Willful ignorance about the science behind genetically modified organisms (in this case food) cannot be forgiven by the insistence that they’ve seen Food, Inc. or Seeds of Death. These films are biased misrepresentations of the food industry that rely not on the scientific community.
Anti-GMOers often claim science on their side. At first glance they might appear correct. They cite the contentious study, “Long term toxicity of a Roundup herbicide and a Roundup-tolerant genetically modified maize” (Food Chem. Toxicol. 50, 4221–4231, 2012) that found a correlation between certain kinds of cancer and a specific kind of genetically modified corn. Under even a single second’s worth of scrutiny, however, one finds a massively important word at the front of the study: RETRACTED. In other words, the study was yanked from academia because it was wrong. In the link I’ve provided, you can also find replies to the study where the scientific community guts this research.
The scientific community has produced a wealth of information regarding GMOs. The community is essentially universally in agreement: We have no evidence to suggest genetically modified organisms are harmful if consumed. Scientists from academia (great bib in link), private firms, governmental agencies, and non-governmental agencies all stand in agreement. GM foods are at least just as safe to eat as their non-GM counterparts.
Being a living thing, I have particular interest in eating. I too once looked at GMOs with skepticism, but — like any rational person — I looked to the scientific community and read through their findings and methodologies. I watched the aforementioned documentaries as well. In the end, however, I came out on the side of testable results. GMOs are beneficial.
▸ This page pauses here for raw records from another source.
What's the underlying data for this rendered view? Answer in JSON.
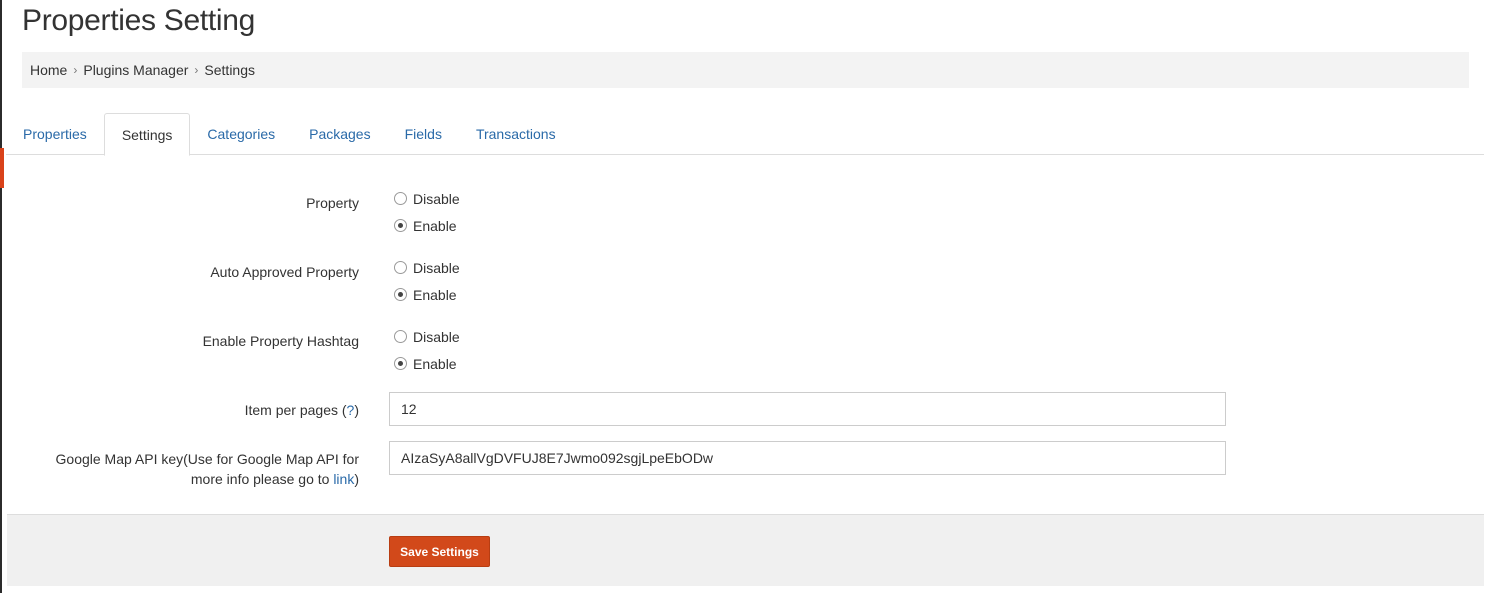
{
  "page": {
    "title": "Properties Setting"
  },
  "breadcrumb": {
    "items": [
      "Home",
      "Plugins Manager",
      "Settings"
    ],
    "separator": "›"
  },
  "tabs": [
    {
      "label": "Properties",
      "active": false
    },
    {
      "label": "Settings",
      "active": true
    },
    {
      "label": "Categories",
      "active": false
    },
    {
      "label": "Packages",
      "active": false
    },
    {
      "label": "Fields",
      "active": false
    },
    {
      "label": "Transactions",
      "active": false
    }
  ],
  "settings": {
    "property": {
      "label": "Property",
      "options": [
        "Disable",
        "Enable"
      ],
      "selected": "Enable"
    },
    "auto_approved": {
      "label": "Auto Approved Property",
      "options": [
        "Disable",
        "Enable"
      ],
      "selected": "Enable"
    },
    "hashtag": {
      "label": "Enable Property Hashtag",
      "options": [
        "Disable",
        "Enable"
      ],
      "selected": "Enable"
    },
    "items_per_page": {
      "label_prefix": "Item per pages (",
      "help": "?",
      "label_suffix": ")",
      "value": "12"
    },
    "google_map_key": {
      "label_line1": "Google Map API key(Use for Google Map API for",
      "label_line2_prefix": "more info please go to ",
      "link_text": "link",
      "label_line2_suffix": ")",
      "value": "AIzaSyA8allVgDVFUJ8E7Jwmo092sgjLpeEbODw"
    }
  },
  "footer": {
    "save_label": "Save Settings"
  },
  "colors": {
    "accent": "#d2491a",
    "link": "#2a6aa8",
    "breadcrumb_bg": "#f3f3f3",
    "footer_bg": "#f0f0f0"
  }
}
If you read this and completely disagree with me, this is not necessarily a bad thing. The great thing about science is you can test it. You can personally recreate the scientific studies. You can even build one yourself and have it submitted to peer review. We are open to the possibility that we’ve been doing it wrong all this time, and I’d even change my mind if you could provide compelling evidence for why I should. What is a bad thing, however, is when people grow hysterical over GM foods without bothering to read what the scientific literature has to say about GM foods. They should know better!
In my daily life I have had more arguments about GM foods than I have about religion. While religious people cling to a book that — they believe — has mortal, eternal, and supernatural significance to back up their unscientific claims, anti-GMOers cling to documentaries and conspiracy theory websites to back up their unscientific claims. One of these is more egregiously intellectually dishonest than the other. I would much rather argue with a religious person and come to an impasse than an anti-GMOer and come to an impasse. We have thousands of scientific studies that debunk your documentaries!!